Recordpub.com - Discovery may show early days of universe: 10 KSU professors among research team

STAR DETECTOR AT RHIC

By Matt Fredmonsky

Record-Courier staff writer

A leading international physicist Thursday called it a discovery that may have “unprecedented consequences for our view of the world.”

The find? The world’s newest, heaviest antimatter particle.

And it could provide insight into the earliest days of the universe.

Ten professors at Kent State University were among a team of international scientists who discovered the world’s largest antinucleus.

Their results, which elicited words of praise from Horst Stoecker, the vice president of the Helmholtz Association of German National Laboratories, were published online Thursday by the journal Science and Science Express.

KSU physics professor Declan Keane, one of the contributing researchers, said the discovery of the massive antinucleus will help physicists understand the evolution of the universe from its inception during the Big Bang to its current state.

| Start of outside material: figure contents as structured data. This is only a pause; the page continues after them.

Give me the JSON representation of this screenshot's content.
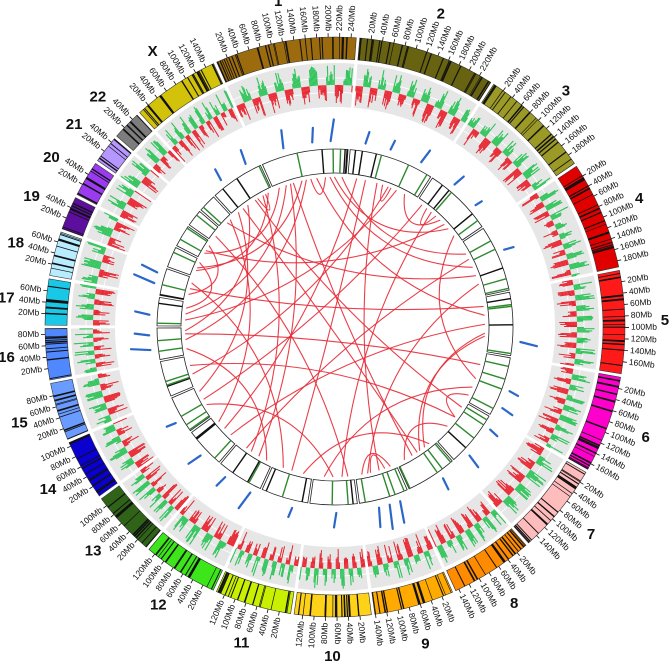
{
  "colors": {
    "ideogram": {
      "1": "#9b6b0e",
      "2": "#686310",
      "3": "#9c9a26",
      "4": "#e00000",
      "5": "#ff1a1a",
      "6": "#ff00cc",
      "7": "#ffbcbc",
      "8": "#ff8c00",
      "9": "#ffaa00",
      "10": "#ffd21a",
      "11": "#c8f000",
      "12": "#3ce61a",
      "13": "#2f6418",
      "14": "#0a00d0",
      "15": "#6a9bff",
      "16": "#4f88ff",
      "17": "#18c8e6",
      "18": "#b8ecff",
      "19": "#5c0f9c",
      "20": "#9a3bf0",
      "21": "#b696ff",
      "22": "#7d7d7d",
      "X": "#d2c20a"
    },
    "gain_track": "#2fc45a",
    "loss_track": "#e8242f",
    "track_background": "#e6e6e6",
    "lines_track": "#2a67c9",
    "heat_mark": "#2e8a2e",
    "links": "#e62a36"
  },
  "chromosomes": [
    {
      "label": "1",
      "size_mb": 249,
      "ticks": [
        "20Mb",
        "40Mb",
        "60Mb",
        "80Mb",
        "100Mb",
        "120Mb",
        "140Mb",
        "160Mb",
        "180Mb",
        "200Mb",
        "220Mb",
        "240Mb"
      ]
    },
    {
      "label": "2",
      "size_mb": 243,
      "ticks": [
        "20Mb",
        "40Mb",
        "60Mb",
        "80Mb",
        "100Mb",
        "120Mb",
        "140Mb",
        "160Mb",
        "180Mb",
        "200Mb",
        "220Mb"
      ]
    },
    {
      "label": "3",
      "size_mb": 198,
      "ticks": [
        "20Mb",
        "40Mb",
        "60Mb",
        "80Mb",
        "100Mb",
        "120Mb",
        "140Mb",
        "160Mb",
        "180Mb"
      ]
    },
    {
      "label": "4",
      "size_mb": 191,
      "ticks": [
        "20Mb",
        "40Mb",
        "60Mb",
        "80Mb",
        "100Mb",
        "120Mb",
        "140Mb",
        "160Mb",
        "180Mb"
      ]
    },
    {
      "label": "5",
      "size_mb": 181,
      "ticks": [
        "20Mb",
        "40Mb",
        "60Mb",
        "80Mb",
        "100Mb",
        "120Mb",
        "140Mb",
        "160Mb"
      ]
    },
    {
      "label": "6",
      "size_mb": 171,
      "ticks": [
        "20Mb",
        "40Mb",
        "60Mb",
        "80Mb",
        "100Mb",
        "120Mb",
        "140Mb",
        "160Mb"
      ]
    },
    {
      "label": "7",
      "size_mb": 159,
      "ticks": [
        "20Mb",
        "40Mb",
        "60Mb",
        "80Mb",
        "100Mb",
        "120Mb",
        "140Mb"
      ]
    },
    {
      "label": "8",
      "size_mb": 146,
      "ticks": [
        "20Mb",
        "40Mb",
        "60Mb",
        "80Mb",
        "100Mb",
        "120Mb",
        "140Mb"
      ]
    },
    {
      "label": "9",
      "size_mb": 141,
      "ticks": [
        "20Mb",
        "40Mb",
        "60Mb",
        "80Mb",
        "100Mb",
        "120Mb",
        "140Mb"
      ]
    },
    {
      "label": "10",
      "size_mb": 135,
      "ticks": [
        "20Mb",
        "40Mb",
        "60Mb",
        "80Mb",
        "100Mb",
        "120Mb"
      ]
    },
    {
      "label": "11",
      "size_mb": 135,
      "ticks": [
        "20Mb",
        "40Mb",
        "60Mb",
        "80Mb",
        "100Mb",
        "120Mb"
      ]
    },
    {
      "label": "12",
      "size_mb": 133,
      "ticks": [
        "20Mb",
        "40Mb",
        "60Mb",
        "80Mb",
        "100Mb",
        "120Mb"
      ]
    },
    {
      "label": "13",
      "size_mb": 115,
      "ticks": [
        "20Mb",
        "40Mb",
        "60Mb",
        "80Mb",
        "100Mb"
      ]
    },
    {
      "label": "14",
      "size_mb": 107,
      "ticks": [
        "20Mb",
        "40Mb",
        "60Mb",
        "80Mb",
        "100Mb"
      ]
    },
    {
      "label": "15",
      "size_mb": 102,
      "ticks": [
        "20Mb",
        "40Mb",
        "60Mb",
        "80Mb"
      ]
    },
    {
      "label": "16",
      "size_mb": 90,
      "ticks": [
        "20Mb",
        "40Mb",
        "60Mb",
        "80Mb"
      ]
    },
    {
      "label": "17",
      "size_mb": 81,
      "ticks": [
        "20Mb",
        "40Mb",
        "60Mb"
      ]
    },
    {
      "label": "18",
      "size_mb": 78,
      "ticks": [
        "20Mb",
        "40Mb",
        "60Mb"
      ]
    },
    {
      "label": "19",
      "size_mb": 59,
      "ticks": [
        "20Mb",
        "40Mb"
      ]
    },
    {
      "label": "20",
      "size_mb": 63,
      "ticks": [
        "20Mb",
        "40Mb"
      ]
    },
    {
      "label": "21",
      "size_mb": 48,
      "ticks": [
        "20Mb",
        "40Mb"
      ]
    },
    {
      "label": "22",
      "size_mb": 51,
      "ticks": [
        "20Mb",
        "40Mb"
      ]
    },
    {
      "label": "X",
      "size_mb": 155,
      "ticks": [
        "20Mb",
        "40Mb",
        "60Mb",
        "80Mb",
        "100Mb",
        "120Mb",
        "140Mb"
      ]
    }
  ],
  "links": [
    [
      "1",
      45,
      "17",
      40
    ],
    [
      "1",
      60,
      "12",
      50
    ],
    [
      "1",
      70,
      "8",
      90
    ],
    [
      "1",
      100,
      "19",
      30
    ],
    [
      "1",
      115,
      "16",
      50
    ],
    [
      "1",
      150,
      "5",
      60
    ],
    [
      "1",
      195,
      "4",
      90
    ],
    [
      "1",
      210,
      "3",
      140
    ],
    [
      "1",
      235,
      "4",
      40
    ],
    [
      "2",
      30,
      "13",
      60
    ],
    [
      "2",
      60,
      "11",
      70
    ],
    [
      "2",
      100,
      "9",
      60
    ],
    [
      "2",
      140,
      "15",
      40
    ],
    [
      "2",
      170,
      "17",
      20
    ],
    [
      "2",
      200,
      "3",
      100
    ],
    [
      "3",
      20,
      "14",
      60
    ],
    [
      "3",
      60,
      "10",
      40
    ],
    [
      "3",
      120,
      "20",
      30
    ],
    [
      "3",
      170,
      "6",
      90
    ],
    [
      "4",
      60,
      "12",
      100
    ],
    [
      "4",
      120,
      "22",
      25
    ],
    [
      "4",
      150,
      "9",
      100
    ],
    [
      "5",
      30,
      "18",
      40
    ],
    [
      "5",
      90,
      "13",
      30
    ],
    [
      "5",
      120,
      "8",
      40
    ],
    [
      "5",
      130,
      "8",
      60
    ],
    [
      "6",
      40,
      "16",
      70
    ],
    [
      "6",
      120,
      "10",
      100
    ],
    [
      "6",
      150,
      "7",
      60
    ],
    [
      "7",
      20,
      "X",
      90
    ],
    [
      "7",
      60,
      "15",
      70
    ],
    [
      "7",
      100,
      "8",
      120
    ],
    [
      "8",
      20,
      "11",
      30
    ],
    [
      "8",
      70,
      "X",
      40
    ],
    [
      "9",
      20,
      "9",
      120
    ],
    [
      "9",
      40,
      "9",
      90
    ],
    [
      "10",
      20,
      "21",
      20
    ],
    [
      "10",
      70,
      "14",
      40
    ],
    [
      "11",
      100,
      "18",
      60
    ],
    [
      "12",
      20,
      "16",
      20
    ],
    [
      "12",
      80,
      "X",
      120
    ],
    [
      "13",
      90,
      "22",
      40
    ],
    [
      "14",
      90,
      "X",
      20
    ],
    [
      "16",
      80,
      "X",
      60
    ],
    [
      "17",
      60,
      "19",
      50
    ],
    [
      "18",
      20,
      "20",
      50
    ],
    [
      "19",
      20,
      "X",
      140
    ],
    [
      "20",
      20,
      "1",
      20
    ],
    [
      "1",
      130,
      "1",
      180
    ],
    [
      "X",
      100,
      "X",
      130
    ],
    [
      "2",
      120,
      "2",
      150
    ],
    [
      "3",
      40,
      "3",
      80
    ]
  ],
  "line_track": [
    [
      "1",
      70,
      0.75
    ],
    [
      "1",
      150,
      0.6
    ],
    [
      "1",
      200,
      0.9
    ],
    [
      "2",
      40,
      0.5
    ],
    [
      "2",
      110,
      0.4
    ],
    [
      "2",
      200,
      0.6
    ],
    [
      "3",
      60,
      0.5
    ],
    [
      "3",
      140,
      0.3
    ],
    [
      "4",
      80,
      0.4
    ],
    [
      "5",
      140,
      0.7
    ],
    [
      "6",
      90,
      0.4
    ],
    [
      "6",
      140,
      0.5
    ],
    [
      "7",
      30,
      0.4
    ],
    [
      "7",
      120,
      0.6
    ],
    [
      "8",
      50,
      0.5
    ],
    [
      "9",
      30,
      0.9
    ],
    [
      "9",
      60,
      1.0
    ],
    [
      "9",
      90,
      0.8
    ],
    [
      "10",
      60,
      0.6
    ],
    [
      "11",
      40,
      0.4
    ],
    [
      "12",
      20,
      0.8
    ],
    [
      "12",
      100,
      0.5
    ],
    [
      "13",
      50,
      0.6
    ],
    [
      "14",
      40,
      0.4
    ],
    [
      "16",
      30,
      0.8
    ],
    [
      "16",
      70,
      0.6
    ],
    [
      "17",
      30,
      0.6
    ],
    [
      "18",
      30,
      0.9
    ],
    [
      "18",
      60,
      0.7
    ],
    [
      "X",
      40,
      0.5
    ],
    [
      "X",
      120,
      0.6
    ]
  ]
}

“One of the major unsolved problems of physics is why the universe that we see today has almost no antimatter in it and is full of matter,” Keane said. “And yet we know in the Big Bang ... that matter and antimatter are produced in roughly equal proportions. And so something happened between the Big Bang, that was 13.7 billion years ago, and today that made all this antimatter disappear, and we were left with a universe that is primarily all matter.”

Keane said the new antinucleus doesn’t definitively solve that mystery.

“But it adds a piece to the puzzle and paves a way to this major unsolved question,” he said.

The new antinucleus is a negatively charged state of antimatter containing an antiproton, an antineutron and an anti-Lambda particle. It is also the first antinucleus to contain an anti-strange quark, which is an exotic antimatter particle.

The discovery took place at the Relativistic Heavy Ion Collidor, a 2.4-mile circumference particle accelerator at the U.S. Department of Energy’s Brookhaven National Laboratory in New York.

The collidor fleetingly produces conditions that existed a few microseconds after the Big Bang, the theory scientists credit with explaining the birth of the universe in a massive explosion of particles. The conditions are created on a smaller scale by slamming together particles with an extremely high energy.

Scientists are calling the collision that yielded the new antinucleus the “little bang.”

Bryon Anderson, chair of the physics department at KSU, said the research and discovery opens the door to further understanding of the relationship between matter and antimatter.

“This discovery is significant because it plays a role in one of the fundamental puzzles of physics,” Anderson said in a statement released by the university.